Town in Wolaita Zone, Southern Nations, Nationalities, and People's Region, Ethiopia

Gacheno (Geʽez: ጋቼኖ) is a town in Wolayita Zone, South Ethiopia Regional State, Ethiopia. Gacheno is located about 287 km via B51 away from Addis Ababa to the south and also 31 km away from Sodo to the North, the capital of Wolaita Zone within Damot Gale woreda. The town is located at an elevation of 1,882 meters above sea level. Gacheno lies between 7°03'22" N and 37°55'14"E. The Ethiopian 3rd lady Roman Tesfaye was born and completed her primary school in this town.

==Infrastructures==
There is a public library under construction with one classroom in Gacheno.
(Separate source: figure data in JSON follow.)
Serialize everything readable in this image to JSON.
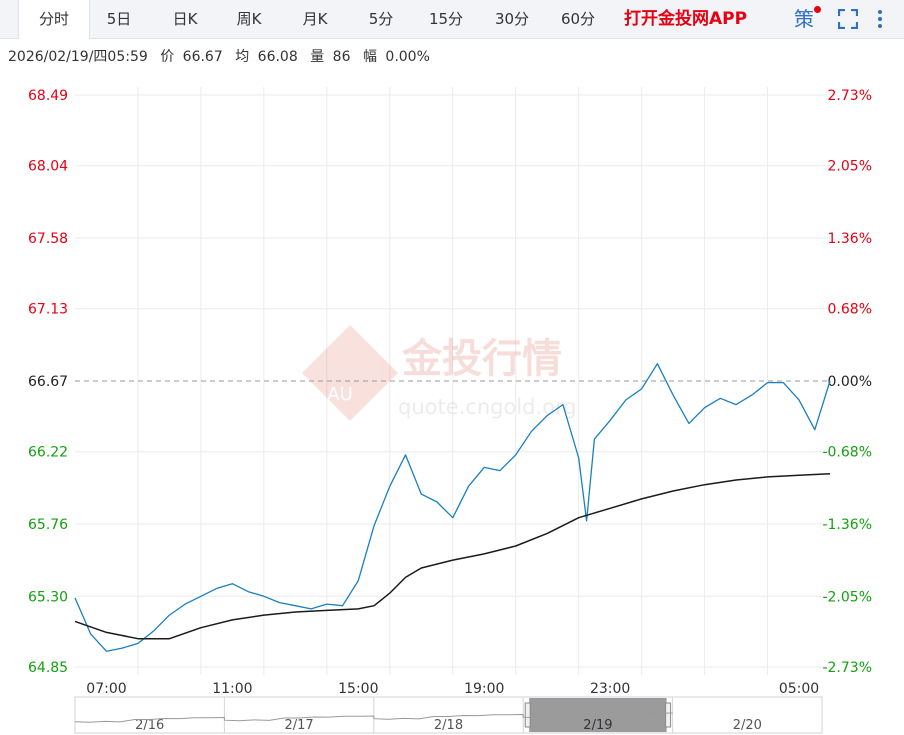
{
  "tabs": [
    "分时",
    "5日",
    "日K",
    "周K",
    "月K",
    "5分",
    "15分",
    "30分",
    "60分"
  ],
  "active_tab": "分时",
  "app_link": "打开金投网APP",
  "strategy_label": "策",
  "info": {
    "datetime": "2026/02/19/四05:59",
    "price_label": "价",
    "price": "66.67",
    "avg_label": "均",
    "avg": "66.08",
    "vol_label": "量",
    "vol": "86",
    "range_label": "幅",
    "range": "0.00%"
  },
  "watermark": {
    "text": "金投行情",
    "url": "quote.cngold.org",
    "logo": "AU"
  },
  "colors": {
    "up": "#e60012",
    "down": "#13a10e",
    "price_line": "#1a7fc1",
    "avg_line": "#1b1b1b",
    "grid": "#ebebeb",
    "ref_line": "#9a9a9a"
  },
  "chart_data": {
    "type": "line",
    "reference_price": 66.67,
    "y_ticks": [
      "68.49",
      "68.04",
      "67.58",
      "67.13",
      "66.67",
      "66.22",
      "65.76",
      "65.30",
      "64.85"
    ],
    "y_pct_ticks": [
      "2.73%",
      "2.05%",
      "1.36%",
      "0.68%",
      "0.00%",
      "-0.68%",
      "-1.36%",
      "-2.05%",
      "-2.73%"
    ],
    "ylim": [
      64.85,
      68.49
    ],
    "x_ticks": [
      "07:00",
      "11:00",
      "15:00",
      "19:00",
      "23:00",
      "05:00"
    ],
    "x_range": [
      "06:00",
      "05:59"
    ],
    "series": [
      {
        "name": "价",
        "x": [
          "06:00",
          "06:30",
          "07:00",
          "07:30",
          "08:00",
          "08:30",
          "09:00",
          "09:30",
          "10:00",
          "10:30",
          "11:00",
          "11:30",
          "12:00",
          "12:30",
          "13:00",
          "13:30",
          "14:00",
          "14:30",
          "15:00",
          "15:30",
          "16:00",
          "16:30",
          "17:00",
          "17:30",
          "18:00",
          "18:30",
          "19:00",
          "19:30",
          "20:00",
          "20:30",
          "21:00",
          "21:30",
          "22:00",
          "22:15",
          "22:30",
          "23:00",
          "23:30",
          "00:00",
          "00:30",
          "01:00",
          "01:30",
          "02:00",
          "02:30",
          "03:00",
          "03:30",
          "04:00",
          "04:30",
          "05:00",
          "05:30",
          "05:59"
        ],
        "values": [
          65.29,
          65.06,
          64.95,
          64.97,
          65.0,
          65.08,
          65.18,
          65.25,
          65.3,
          65.35,
          65.38,
          65.33,
          65.3,
          65.26,
          65.24,
          65.22,
          65.25,
          65.24,
          65.4,
          65.75,
          66.0,
          66.2,
          65.95,
          65.9,
          65.8,
          66.0,
          66.12,
          66.1,
          66.2,
          66.35,
          66.45,
          66.52,
          66.18,
          65.78,
          66.3,
          66.42,
          66.55,
          66.62,
          66.78,
          66.58,
          66.4,
          66.5,
          66.56,
          66.52,
          66.58,
          66.66,
          66.66,
          66.55,
          66.36,
          66.67
        ]
      },
      {
        "name": "均",
        "x": [
          "06:00",
          "07:00",
          "08:00",
          "09:00",
          "10:00",
          "11:00",
          "12:00",
          "13:00",
          "14:00",
          "15:00",
          "15:30",
          "16:00",
          "16:30",
          "17:00",
          "18:00",
          "19:00",
          "20:00",
          "21:00",
          "22:00",
          "23:00",
          "00:00",
          "01:00",
          "02:00",
          "03:00",
          "04:00",
          "05:00",
          "05:59"
        ],
        "values": [
          65.14,
          65.07,
          65.03,
          65.03,
          65.1,
          65.15,
          65.18,
          65.2,
          65.21,
          65.22,
          65.24,
          65.32,
          65.42,
          65.48,
          65.53,
          65.57,
          65.62,
          65.7,
          65.8,
          65.86,
          65.92,
          65.97,
          66.01,
          66.04,
          66.06,
          66.07,
          66.08
        ]
      }
    ],
    "navigator": {
      "dates": [
        "2/16",
        "2/17",
        "2/18",
        "2/19",
        "2/20"
      ],
      "selected": "2/19"
    }
  }
}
The Hailemariam and Roman Foundation requested Japan's assistance to construct this public library with a vocational training classroom for the community. The town has also amenities, which includes, 24 hours electricity, pure public water, banks, schools, postal service, telecommunications services and others.